✗ 0.6 ; dream

63 9 3
                                    

"Ölü Gelin'e benziyorsun." Gözlerimi okuduğum satırdan çekmeden kaşlarımı çattım. "Daha açık sözlü olamazsın sanırım, sağ ol."

"Ölü Gelin denilince aklına sadece ölü olduğu mu geliyor? Ya da fiziksel özellikleri mi?" Kitaba devam edemeyeceğimi anladığımda kaldığım yeri kaybetmemek için sayfanın ucunu ufacık kıvırıp bıraktım. "Ne gelmeliydi?"

"Ne kadar üzgün olduğu."

Sanki mümkünmüş gibi kaşlarım daha çok çatıldı. "Üzgün değilim, çocuk." Yanaklarımın kızardığını hissediyordum ama utandığımdan falan değil. Ben bir kitap değildim ve duygularımın isteğim dışı dışarı dökülüp gitmesini istemiyordum.

Üstüne geçirdiği siyah kazağın sökülmüş ipleriyle oynadı. Gözleri bendeydi. "Doğru. Üzgün olmaktan çok kızgınsın. Fakat yine de üzgünsün, Ölü Gelin." Sıktığım yumruklarımı gevşettim. Gerilmeyecektim. Hem salaklık edip inkar etmenin bir anlamı da yoktu. Doğruydu, değil miydi sanki?

"Seninle tartışmayacağım." diye homurdandım. Terslemelerime aldırıyormuş gibi gözükmüyordu. Buraya geleli 5 gün olmuştu ve ne ben onun adını, ne o benim adımı biliyordu. Sanırım o söylemeden söylemeyecektim. Hem bu şartlar altında bir önemi olduğunu da sanmıyordum.

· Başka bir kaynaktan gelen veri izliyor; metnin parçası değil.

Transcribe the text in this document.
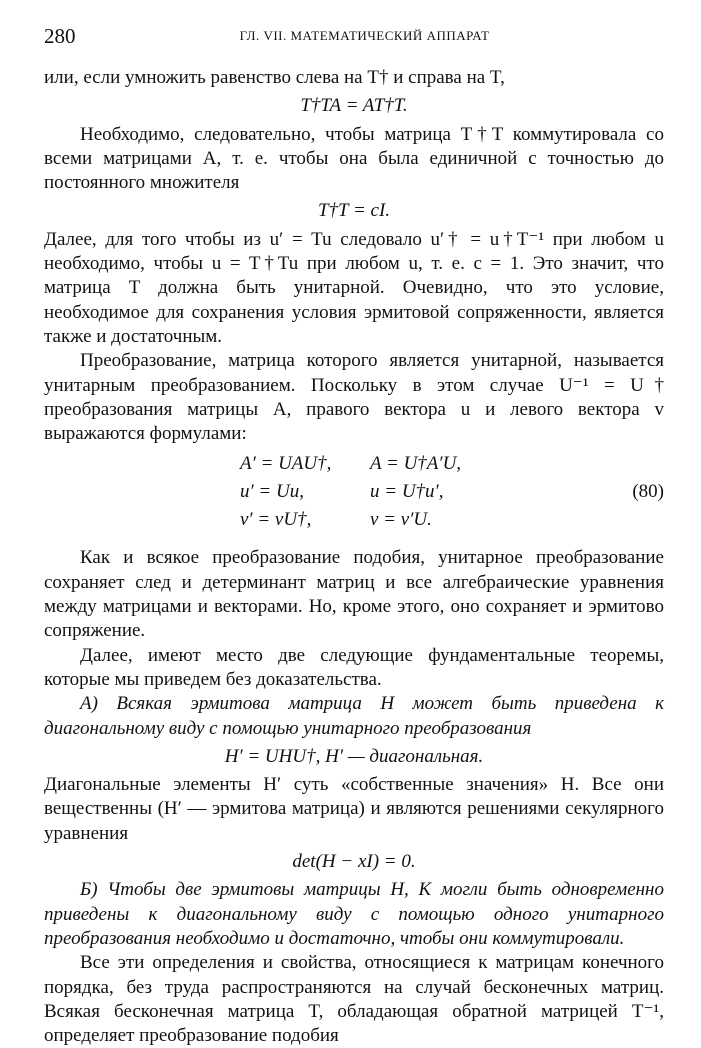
280	ГЛ. VII. МАТЕМАТИЧЕСКИЙ АППАРАТ

или, если умножить равенство слева на T† и справа на T,

T†TA = AT†T.

Необходимо, следовательно, чтобы матрица T†T коммутировала со всеми матрицами A, т. е. чтобы она была единичной с точностью до постоянного множителя

T†T = cI.

Далее, для того чтобы из u′ = Tu следовало u′† = u†T⁻¹ при любом u необходимо, чтобы u = T†Tu при любом u, т. е. c = 1. Это значит, что матрица T должна быть унитарной. Очевидно, что это условие, необходимое для сохранения условия эрмитовой сопряженности, является также и достаточным.

Преобразование, матрица которого является унитарной, называется унитарным преобразованием. Поскольку в этом случае U⁻¹ = U† преобразования матрицы A, правого вектора u и левого вектора v выражаются формулами:

A′ = UAU†, A = U†A′U,
u′ = Uu,	u = U†u′,	(80)
v′ = vU†,	v = v′U.

Как и всякое преобразование подобия, унитарное преобразование сохраняет след и детерминант матриц и все алгебраические уравнения между матрицами и векторами. Но, кроме этого, оно сохраняет и эрмитово сопряжение.

Далее, имеют место две следующие фундаментальные теоремы, которые мы приведем без доказательства.

А) Всякая эрмитова матрица H может быть приведена к диагональному виду с помощью унитарного преобразования

H′ = UHU†, H′ — диагональная.

Диагональные элементы H′ суть «собственные значения» H. Все они вещественны (H′ — эрмитова матрица) и являются решениями секулярного уравнения

det(H − xI) = 0.

Б) Чтобы две эрмитовы матрицы H, K могли быть одновременно приведены к диагональному виду с помощью одного унитарного преобразования необходимо и достаточно, чтобы они коммутировали.

Все эти определения и свойства, относящиеся к матрицам конечного порядка, без труда распространяются на случай бесконечных матриц. Всякая бесконечная матрица T, обладающая обратной матрицей T⁻¹, определяет преобразование подобия
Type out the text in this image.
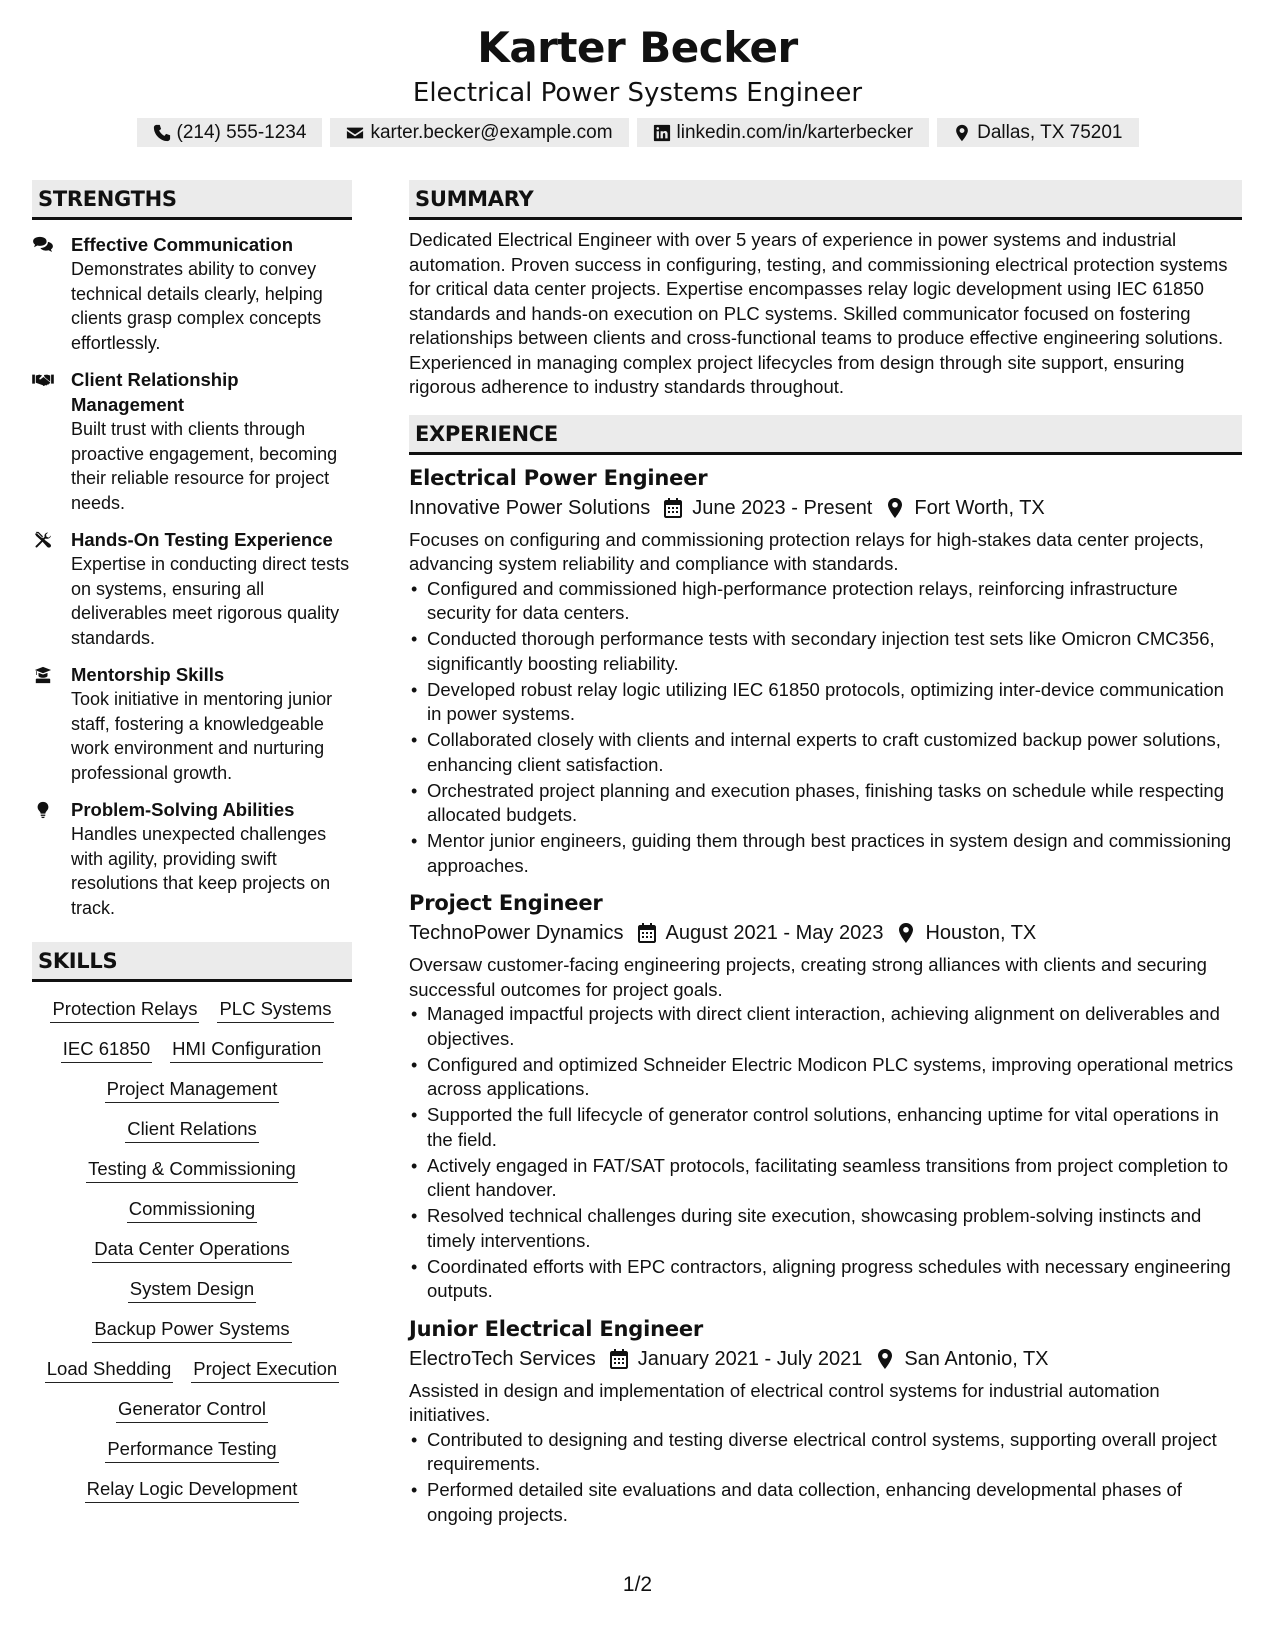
Karter Becker
Electrical Power Systems Engineer
(214) 555-1234	karter.becker@example.com	linkedin.com/in/karterbecker	Dallas, TX 75201
STRENGTHS
Effective Communication
Demonstrates ability to convey technical details clearly, helping clients grasp complex concepts effortlessly.
Client Relationship Management
Built trust with clients through proactive engagement, becoming their reliable resource for project needs.
Hands-On Testing Experience
Expertise in conducting direct tests on systems, ensuring all deliverables meet rigorous quality standards.
Mentorship Skills
Took initiative in mentoring junior staff, fostering a knowledgeable work environment and nurturing professional growth.
Problem-Solving Abilities
Handles unexpected challenges with agility, providing swift resolutions that keep projects on track.
SKILLS
Protection Relays PLC Systems
IEC 61850 HMI Configuration
Project Management
Client Relations
Testing & Commissioning
Commissioning
Data Center Operations
System Design
Backup Power Systems
Load Shedding Project Execution
Generator Control
Performance Testing
Relay Logic Development
SUMMARY
Dedicated Electrical Engineer with over 5 years of experience in power systems and industrial automation. Proven success in configuring, testing, and commissioning electrical protection systems for critical data center projects. Expertise encompasses relay logic development using IEC 61850 standards and hands-on execution on PLC systems. Skilled communicator focused on fostering relationships between clients and cross-functional teams to produce effective engineering solutions. Experienced in managing complex project lifecycles from design through site support, ensuring rigorous adherence to industry standards throughout.
EXPERIENCE
Electrical Power Engineer
Innovative Power Solutions June 2023 - Present Fort Worth, TX
Focuses on configuring and commissioning protection relays for high-stakes data center projects, advancing system reliability and compliance with standards.
• Configured and commissioned high-performance protection relays, reinforcing infrastructure security for data centers.
• Conducted thorough performance tests with secondary injection test sets like Omicron CMC356, significantly boosting reliability.
• Developed robust relay logic utilizing IEC 61850 protocols, optimizing inter-device communication in power systems.
• Collaborated closely with clients and internal experts to craft customized backup power solutions, enhancing client satisfaction.
• Orchestrated project planning and execution phases, finishing tasks on schedule while respecting allocated budgets.
• Mentor junior engineers, guiding them through best practices in system design and commissioning approaches.
Project Engineer
TechnoPower Dynamics August 2021 - May 2023 Houston, TX
Oversaw customer-facing engineering projects, creating strong alliances with clients and securing successful outcomes for project goals.
• Managed impactful projects with direct client interaction, achieving alignment on deliverables and objectives.
• Configured and optimized Schneider Electric Modicon PLC systems, improving operational metrics across applications.
• Supported the full lifecycle of generator control solutions, enhancing uptime for vital operations in the field.
• Actively engaged in FAT/SAT protocols, facilitating seamless transitions from project completion to client handover.
• Resolved technical challenges during site execution, showcasing problem-solving instincts and timely interventions.
• Coordinated efforts with EPC contractors, aligning progress schedules with necessary engineering outputs.
Junior Electrical Engineer
ElectroTech Services January 2021 - July 2021 San Antonio, TX
Assisted in design and implementation of electrical control systems for industrial automation initiatives.
• Contributed to designing and testing diverse electrical control systems, supporting overall project requirements.
• Performed detailed site evaluations and data collection, enhancing developmental phases of ongoing projects.
1/2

Yine de birinin varlığı güzeldi.

Kafamı hafif sağ omzuma yatırdım. "Kaç yaşındasın?" 5 gün boyunca hiç güldüğünü görmemiştim ama kısa bir an güler gibi oldu. "İlk defa isimden önce yaş sorulduğunu görüyorum."

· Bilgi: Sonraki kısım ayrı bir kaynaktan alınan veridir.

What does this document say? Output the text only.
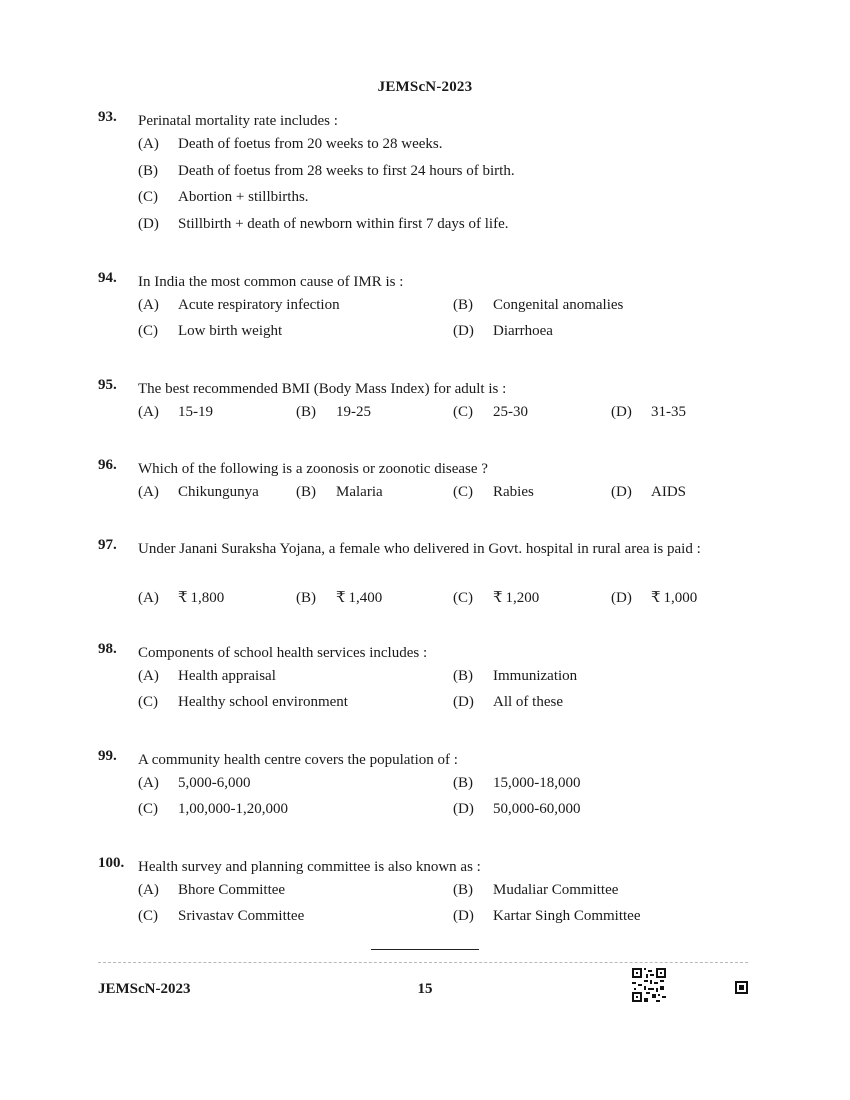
JEMScN-2023
93. Perinatal mortality rate includes :
(A) Death of foetus from 20 weeks to 28 weeks.
(B) Death of foetus from 28 weeks to first 24 hours of birth.
(C) Abortion + stillbirths.
(D) Stillbirth + death of newborn within first 7 days of life.
94. In India the most common cause of IMR is :
(A) Acute respiratory infection	(B) Congenital anomalies
(C) Low birth weight	(D) Diarrhoea
95. The best recommended BMI (Body Mass Index) for adult is :
(A) 15-19	(B) 19-25	(C) 25-30	(D) 31-35
96. Which of the following is a zoonosis or zoonotic disease ?
(A) Chikungunya (B) Malaria	(C) Rabies	(D) AIDS
97. Under Janani Suraksha Yojana, a female who delivered in Govt. hospital in rural area is paid :
(A) ₹ 1,800	(B) ₹ 1,400	(C) ₹ 1,200	(D) ₹ 1,000
98. Components of school health services includes :
(A) Health appraisal	(B) Immunization
(C) Healthy school environment	(D) All of these
99. A community health centre covers the population of :
(A) 5,000-6,000	(B) 15,000-18,000
(C) 1,00,000-1,20,000	(D) 50,000-60,000
100. Health survey and planning committee is also known as :
(A) Bhore Committee	(B) Mudaliar Committee
(C) Srivastav Committee	(D) Kartar Singh Committee
JEMScN-2023	15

Omuz silktim. "İsmin şu an sana ait olan sayılı şeylerden biri. Akıl sağlığın bile başkalarının ellerinde. O yüzden sormadım, istediğin zaman söylersin ya da hiç söylemezsin. Sana kalmış. Aynı şey benim için de geçerli." Suratındaki o ifade tamamen silindi ve onayladığını gösteren şekilde başını salladı. "Haklısın."

"Yaşını söylemeyecek misin?"

"24." dedi beklemeden.

"Üniversiteyi bitirdin yani, değil mi?" Kafasını salladı. "Geçen sene. Hazırlık da okumuştum. Gerçi öyle okuyunca ayakta alkışlanan bir bölüm okumadım. Mezun olunca Shakespeare olunmuyormuş."

"İngiliz Dili demek..." diye mırıldandım. İçimde bir hayranlık baloncuğu belirdi ama onu hemen patlattım. "Üzülme, belki Dickens olursun sen de." Yine gülmek isteyen ifadesi suratına yerleşti, bunu isteyerek yapmadığına emin gibiydim. "Sen kaç yaşındasın?"

"20." Az önce ona çocuk diyene bakın. "Gazetecilik okuyorum... Okuyordum." Havanın kararmaya başladığını fark ettim. Batan güneş, arkamdaki duvara turuncu bir ışık olarak vuruyordu.

"Daha bitmedi." dedi ben gözümü pencereden çekmezken. "Belki çıkarsın, Ölü Gelin. Benim dışarıda yapmam gereken bir şey kalmış mıdır, bilmiyorum. Hayatıma manik depresif bir yazar olarak devam edip ben öldükten sonra değerlenen kitaplar yazabilirim. Ama senin daha yapacağın çok şey var." Alt dudağım istemsizce titredi.

Sanırım şu an gerçekten üzgündüm.

Çok az.

"Buradan bir çıkış yolu varsa bile... O yol bu oda gibi güneş görmüyor. Ben sanırım umudumu-" Kestim. Ama dışımdan söyleyememiştim.

Onun kaybedeceği hiçbir şey yoktu çünkü hayatını en azından bir dönüm noktasına kadar yaşayabilmişti.

Benim kaybedecek hiçbir şeyim yoktu çünkü ben hiç yaşayamamıştım.